Lorsque la Russie et l’Ukraine ont conclu vendredi l’accord destiné à débloquer les exportations ukrainiennes de céréales, le président turc, Recep Tayyip Erdogan, a joué le rôle d’un homme d’État bienveillant.

Assis près du secrétaire général des Nations unies dans un palais ottoman d’Istanbul, le président Erdogan a déclaré que l’accord que la Turquie a contribué à négocier profiterait à “l’humanité tout entière”.

L’administration du président Biden a salué cet accord qui pourrait soulager une crise alimentaire mondiale, exacerbée par l’invasion de l’Ukraine par la Russie et le blocus des ports ukrainiens. Les responsables ont exprimé des doutes sur la bonne foi de la Russie, et des missiles russes ont frappé la ville portuaire ukrainienne d’Odessa moins de 24h après la signature du pacte.

Pourtant, un porte-parole de la Maison Blanche a félicité M. Erdogan pour ses efforts.

Mais en privé, Erdogan est resté une importante source d’agacement pour les responsables de l’administration Biden.

Quelques jours avant de présider l’accord sur les céréales, l’autocrate turc a réitéré l’avertissement selon lequel il pourrait bien opposer son veto aux projets de l’OTAN d’intégrer la Suède et la Finlande en tant que membres dans les prochains mois, un acte qui embarrasserait profondément l’alliance et l’administration Biden dans leurs efforts pour affronter la Russie. Aussi, le Congrès a exprimé ce mois-ci des doutes concernant la promesse faite par M. Biden lors d’un sommet de l’OTAN en Espagne le mois dernier, de vendre des dizaines d’avions de combat F-16 à la Turquie.

Mardi, M. Erdogan s’est rendu à Téhéran pour rencontrer le président iranien Ebrahim Raissi, et le président russe Vladimir V. Poutine. Selon les analystes, l’image des deux plus grands rivaux des Etats-Unis aux côtés de M. Erdogan, le dirigeant d’un pays membre de l’OTAN, contredit le récit occidental selon lequel l’Iran et la Russie sont profondément isolés.

Vendredi, un porte-parole de la Maison Blanche a réitéré les inquiétudes des États-Unis face aux menaces d’Erdogan de lancer une nouvelle incursion dans le nord de la Syrie contre les combattants kurdes soutenus par Washington, et qu’il considère comme des terroristes.

Prises dans leur ensemble, les actions de M. Erdogan – et la capacité limitée de M. Biden à les contrôler – mettent l’accent sur la position unique du dirigeant turc en tant qu’allié militaire souvent en désaccord avec l’agenda de ses alliés occidentaux. Pour les responsables américains, il s’agit d’un rôle souvent exaspérant.

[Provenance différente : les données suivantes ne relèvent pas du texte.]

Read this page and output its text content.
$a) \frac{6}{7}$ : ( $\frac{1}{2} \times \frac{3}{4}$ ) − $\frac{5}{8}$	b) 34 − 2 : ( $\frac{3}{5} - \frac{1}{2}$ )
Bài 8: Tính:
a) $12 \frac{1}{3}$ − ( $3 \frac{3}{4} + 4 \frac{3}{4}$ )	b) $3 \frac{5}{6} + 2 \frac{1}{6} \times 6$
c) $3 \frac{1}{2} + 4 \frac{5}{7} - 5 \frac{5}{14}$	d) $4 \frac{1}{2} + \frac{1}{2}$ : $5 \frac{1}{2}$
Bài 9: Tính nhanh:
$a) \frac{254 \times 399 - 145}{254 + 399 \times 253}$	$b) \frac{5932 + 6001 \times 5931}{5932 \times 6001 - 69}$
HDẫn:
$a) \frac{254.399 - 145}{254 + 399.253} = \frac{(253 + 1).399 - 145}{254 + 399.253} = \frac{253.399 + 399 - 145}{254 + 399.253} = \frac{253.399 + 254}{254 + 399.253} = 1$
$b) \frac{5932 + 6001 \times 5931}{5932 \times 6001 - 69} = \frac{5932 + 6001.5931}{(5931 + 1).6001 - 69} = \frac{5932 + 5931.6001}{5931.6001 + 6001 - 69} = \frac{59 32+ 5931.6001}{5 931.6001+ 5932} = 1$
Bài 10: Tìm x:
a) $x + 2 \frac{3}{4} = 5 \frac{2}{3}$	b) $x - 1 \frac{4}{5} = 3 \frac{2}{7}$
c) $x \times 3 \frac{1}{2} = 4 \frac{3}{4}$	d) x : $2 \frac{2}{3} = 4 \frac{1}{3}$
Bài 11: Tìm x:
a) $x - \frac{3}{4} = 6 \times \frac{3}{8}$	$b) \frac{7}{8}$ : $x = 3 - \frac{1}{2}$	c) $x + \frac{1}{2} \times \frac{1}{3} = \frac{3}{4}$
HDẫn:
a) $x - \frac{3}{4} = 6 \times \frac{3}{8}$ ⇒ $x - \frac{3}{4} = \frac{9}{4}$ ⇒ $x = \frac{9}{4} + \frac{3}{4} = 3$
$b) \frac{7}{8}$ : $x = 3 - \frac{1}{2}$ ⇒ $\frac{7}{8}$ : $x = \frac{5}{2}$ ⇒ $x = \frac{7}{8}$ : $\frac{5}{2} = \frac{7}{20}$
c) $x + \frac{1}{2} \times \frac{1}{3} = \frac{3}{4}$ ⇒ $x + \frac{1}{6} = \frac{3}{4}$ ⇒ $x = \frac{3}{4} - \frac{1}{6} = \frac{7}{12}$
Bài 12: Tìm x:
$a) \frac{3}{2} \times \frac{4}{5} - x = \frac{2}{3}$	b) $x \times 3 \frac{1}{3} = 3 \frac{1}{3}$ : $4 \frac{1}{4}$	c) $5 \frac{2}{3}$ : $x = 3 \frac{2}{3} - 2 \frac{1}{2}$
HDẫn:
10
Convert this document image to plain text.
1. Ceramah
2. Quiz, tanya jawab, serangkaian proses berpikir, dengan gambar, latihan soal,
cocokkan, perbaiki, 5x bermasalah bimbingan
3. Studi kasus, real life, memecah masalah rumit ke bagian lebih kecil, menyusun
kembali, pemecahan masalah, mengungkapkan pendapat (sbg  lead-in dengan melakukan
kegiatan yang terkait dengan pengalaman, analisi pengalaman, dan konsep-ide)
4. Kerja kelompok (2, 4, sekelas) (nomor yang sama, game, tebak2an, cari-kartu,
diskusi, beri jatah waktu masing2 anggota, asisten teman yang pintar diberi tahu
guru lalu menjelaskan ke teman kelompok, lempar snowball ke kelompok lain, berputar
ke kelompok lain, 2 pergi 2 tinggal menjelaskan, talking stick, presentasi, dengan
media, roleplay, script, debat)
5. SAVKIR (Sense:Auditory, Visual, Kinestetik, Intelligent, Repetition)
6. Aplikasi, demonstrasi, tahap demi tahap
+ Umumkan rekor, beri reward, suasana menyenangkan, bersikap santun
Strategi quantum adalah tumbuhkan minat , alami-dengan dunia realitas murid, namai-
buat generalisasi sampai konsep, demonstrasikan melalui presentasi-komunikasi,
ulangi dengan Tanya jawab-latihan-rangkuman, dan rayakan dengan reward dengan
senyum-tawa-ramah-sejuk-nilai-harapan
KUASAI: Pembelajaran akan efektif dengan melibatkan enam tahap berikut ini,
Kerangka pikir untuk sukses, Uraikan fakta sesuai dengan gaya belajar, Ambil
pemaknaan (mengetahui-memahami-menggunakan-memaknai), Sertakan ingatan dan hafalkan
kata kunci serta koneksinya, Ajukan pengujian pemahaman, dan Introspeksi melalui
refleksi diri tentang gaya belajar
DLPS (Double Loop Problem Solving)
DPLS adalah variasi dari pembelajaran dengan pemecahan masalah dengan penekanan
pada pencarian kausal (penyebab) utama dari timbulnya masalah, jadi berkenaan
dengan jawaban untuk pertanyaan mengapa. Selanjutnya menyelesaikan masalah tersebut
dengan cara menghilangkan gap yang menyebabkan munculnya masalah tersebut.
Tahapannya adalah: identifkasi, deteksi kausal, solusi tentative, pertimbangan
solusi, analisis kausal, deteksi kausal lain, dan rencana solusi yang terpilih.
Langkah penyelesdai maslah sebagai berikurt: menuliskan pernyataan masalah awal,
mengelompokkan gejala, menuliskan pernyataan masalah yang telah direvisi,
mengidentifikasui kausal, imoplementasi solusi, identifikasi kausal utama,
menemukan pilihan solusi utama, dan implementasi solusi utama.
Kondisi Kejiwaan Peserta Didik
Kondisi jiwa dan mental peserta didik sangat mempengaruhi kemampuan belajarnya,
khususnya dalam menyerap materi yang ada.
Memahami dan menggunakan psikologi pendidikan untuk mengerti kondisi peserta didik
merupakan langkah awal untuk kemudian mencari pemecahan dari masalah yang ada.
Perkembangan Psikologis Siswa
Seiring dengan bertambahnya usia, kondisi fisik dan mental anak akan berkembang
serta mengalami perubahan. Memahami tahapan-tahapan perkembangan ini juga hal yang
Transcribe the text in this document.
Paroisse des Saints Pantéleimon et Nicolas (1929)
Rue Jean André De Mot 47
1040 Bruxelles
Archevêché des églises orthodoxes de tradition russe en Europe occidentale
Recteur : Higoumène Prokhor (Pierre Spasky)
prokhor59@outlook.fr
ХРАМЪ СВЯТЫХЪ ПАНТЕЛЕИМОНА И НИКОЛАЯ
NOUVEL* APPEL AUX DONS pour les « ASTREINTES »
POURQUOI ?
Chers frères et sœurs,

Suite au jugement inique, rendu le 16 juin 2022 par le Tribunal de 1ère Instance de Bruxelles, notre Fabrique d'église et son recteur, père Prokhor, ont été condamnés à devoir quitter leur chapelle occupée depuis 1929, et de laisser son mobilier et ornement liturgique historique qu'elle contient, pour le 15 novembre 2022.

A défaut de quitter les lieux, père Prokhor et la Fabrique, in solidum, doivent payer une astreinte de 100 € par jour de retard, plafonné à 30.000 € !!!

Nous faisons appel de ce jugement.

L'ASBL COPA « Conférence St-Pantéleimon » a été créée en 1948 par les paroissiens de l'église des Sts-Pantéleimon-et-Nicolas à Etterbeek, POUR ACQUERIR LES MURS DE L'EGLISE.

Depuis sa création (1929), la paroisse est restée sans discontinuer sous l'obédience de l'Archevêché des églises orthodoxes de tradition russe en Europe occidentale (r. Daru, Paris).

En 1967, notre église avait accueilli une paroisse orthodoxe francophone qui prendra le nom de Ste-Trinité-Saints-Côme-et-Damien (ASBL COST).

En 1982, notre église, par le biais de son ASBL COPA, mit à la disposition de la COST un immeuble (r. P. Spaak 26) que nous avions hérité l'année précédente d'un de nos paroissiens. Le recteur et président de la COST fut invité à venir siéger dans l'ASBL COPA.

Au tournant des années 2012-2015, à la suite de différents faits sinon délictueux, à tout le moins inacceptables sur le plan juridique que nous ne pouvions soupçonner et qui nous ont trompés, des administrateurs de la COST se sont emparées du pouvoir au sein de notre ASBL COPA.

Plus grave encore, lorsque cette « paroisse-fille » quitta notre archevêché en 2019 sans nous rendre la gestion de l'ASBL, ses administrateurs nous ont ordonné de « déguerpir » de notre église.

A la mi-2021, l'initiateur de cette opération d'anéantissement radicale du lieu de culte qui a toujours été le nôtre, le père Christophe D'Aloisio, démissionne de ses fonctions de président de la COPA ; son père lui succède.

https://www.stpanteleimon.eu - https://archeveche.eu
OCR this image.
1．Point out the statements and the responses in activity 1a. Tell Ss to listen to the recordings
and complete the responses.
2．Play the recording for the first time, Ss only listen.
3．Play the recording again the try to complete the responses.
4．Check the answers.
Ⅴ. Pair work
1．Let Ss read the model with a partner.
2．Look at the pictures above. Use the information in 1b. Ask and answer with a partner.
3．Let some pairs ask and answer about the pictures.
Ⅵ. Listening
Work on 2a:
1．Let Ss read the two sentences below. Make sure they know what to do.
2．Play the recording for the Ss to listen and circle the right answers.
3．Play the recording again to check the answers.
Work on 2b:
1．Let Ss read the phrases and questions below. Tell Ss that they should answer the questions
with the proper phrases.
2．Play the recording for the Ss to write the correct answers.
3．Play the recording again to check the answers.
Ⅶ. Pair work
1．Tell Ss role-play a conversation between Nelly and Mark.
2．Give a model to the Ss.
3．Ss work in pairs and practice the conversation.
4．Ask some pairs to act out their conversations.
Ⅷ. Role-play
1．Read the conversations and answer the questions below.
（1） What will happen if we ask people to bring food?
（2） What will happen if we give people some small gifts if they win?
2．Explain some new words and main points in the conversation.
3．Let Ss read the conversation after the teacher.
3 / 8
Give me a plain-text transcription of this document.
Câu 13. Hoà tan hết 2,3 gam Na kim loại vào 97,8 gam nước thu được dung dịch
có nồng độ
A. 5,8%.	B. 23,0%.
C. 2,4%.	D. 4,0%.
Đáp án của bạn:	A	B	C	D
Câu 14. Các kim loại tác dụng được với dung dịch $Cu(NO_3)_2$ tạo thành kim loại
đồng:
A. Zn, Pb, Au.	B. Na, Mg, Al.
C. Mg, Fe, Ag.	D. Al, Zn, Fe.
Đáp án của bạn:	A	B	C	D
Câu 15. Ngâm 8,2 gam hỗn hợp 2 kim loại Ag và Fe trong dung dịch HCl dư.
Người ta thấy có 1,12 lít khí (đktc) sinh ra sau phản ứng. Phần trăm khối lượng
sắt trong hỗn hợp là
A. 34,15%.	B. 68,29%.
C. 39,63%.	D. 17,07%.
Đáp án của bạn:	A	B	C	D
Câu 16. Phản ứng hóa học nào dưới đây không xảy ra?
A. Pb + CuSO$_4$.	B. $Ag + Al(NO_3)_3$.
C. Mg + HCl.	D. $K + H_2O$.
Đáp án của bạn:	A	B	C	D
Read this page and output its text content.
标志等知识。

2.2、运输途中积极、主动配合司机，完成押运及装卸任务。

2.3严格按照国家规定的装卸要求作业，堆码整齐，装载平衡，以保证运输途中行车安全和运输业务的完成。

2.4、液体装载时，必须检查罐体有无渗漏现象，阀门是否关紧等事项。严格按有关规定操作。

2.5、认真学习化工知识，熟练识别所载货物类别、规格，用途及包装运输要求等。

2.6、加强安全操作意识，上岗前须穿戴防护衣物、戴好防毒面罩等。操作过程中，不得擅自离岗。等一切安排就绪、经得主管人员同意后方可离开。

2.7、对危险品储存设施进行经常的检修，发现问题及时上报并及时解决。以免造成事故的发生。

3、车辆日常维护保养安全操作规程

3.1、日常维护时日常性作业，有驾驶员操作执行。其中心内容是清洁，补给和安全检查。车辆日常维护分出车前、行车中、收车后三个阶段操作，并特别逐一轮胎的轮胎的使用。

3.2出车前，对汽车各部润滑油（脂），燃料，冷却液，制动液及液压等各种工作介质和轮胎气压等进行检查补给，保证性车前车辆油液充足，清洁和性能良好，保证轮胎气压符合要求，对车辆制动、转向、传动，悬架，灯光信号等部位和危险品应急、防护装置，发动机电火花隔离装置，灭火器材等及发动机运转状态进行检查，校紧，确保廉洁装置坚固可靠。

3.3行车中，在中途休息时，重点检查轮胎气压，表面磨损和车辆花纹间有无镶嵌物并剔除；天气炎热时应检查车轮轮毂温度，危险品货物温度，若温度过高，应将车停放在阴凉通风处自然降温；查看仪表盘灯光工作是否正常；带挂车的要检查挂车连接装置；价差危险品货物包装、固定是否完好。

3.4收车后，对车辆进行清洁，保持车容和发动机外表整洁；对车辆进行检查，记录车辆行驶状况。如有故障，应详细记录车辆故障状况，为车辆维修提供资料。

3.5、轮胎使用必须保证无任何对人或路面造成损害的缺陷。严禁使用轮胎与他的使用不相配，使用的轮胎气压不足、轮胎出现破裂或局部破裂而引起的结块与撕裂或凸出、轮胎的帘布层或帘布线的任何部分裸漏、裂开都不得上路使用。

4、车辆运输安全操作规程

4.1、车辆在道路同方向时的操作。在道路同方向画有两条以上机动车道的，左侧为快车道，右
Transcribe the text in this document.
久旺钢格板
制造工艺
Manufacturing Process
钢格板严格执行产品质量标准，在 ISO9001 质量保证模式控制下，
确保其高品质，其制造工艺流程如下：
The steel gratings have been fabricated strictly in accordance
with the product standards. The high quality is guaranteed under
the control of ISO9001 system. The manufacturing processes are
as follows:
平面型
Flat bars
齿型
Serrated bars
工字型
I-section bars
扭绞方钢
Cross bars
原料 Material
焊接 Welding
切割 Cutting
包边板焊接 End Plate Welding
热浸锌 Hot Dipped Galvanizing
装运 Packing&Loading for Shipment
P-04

“Erdogan est en fait le Joe Manchin de l’OTAN”, a déclaré Elizabeth Shackelford, un ancien officier du Foreign Service, en référence au sénateur démocrate conservateur de Virginie occidentale qui a contrarié le programme national de M. Biden. “Il fait partie de notre équipe, mais il fait ensuite des choses qui ne sont clairement pas bonnes pour notre équipe. Et je ne vois pas comment cela pourrait changer”.

Toutefois, les responsables de l’administration Biden affirment que le fait d’écarter totalement Erdogan serait autodestructeur. La position de son pays au carrefour de l’Est et de l’Ouest a une importante valeur stratégique et lui permet d’être l’interlocuteur de voisins encore plus gênants – comme le démontre l’accord sur les céréales grâce auquel un couloir démilitarisé a été créé à travers la mer Noire pour les exportations agricoles ukrainiennes.

Un haut fonctionnaire américain a estimé qu’une grande partie du comportement problématique de M. Erdogan était lié à sa faiblesse politique en Turquie, où le taux d’inflation a atteint près de 80 % le mois dernier. Dans l’espoir de détourner l’attention de sa mauvaise gestion économique, M. Erdogan a misé sur des démonstrations de nationalisme et de démagogie sur la menace du PKK, un mouvement séparatiste kurde en Turquie, et des groupes kurdes en Syrie.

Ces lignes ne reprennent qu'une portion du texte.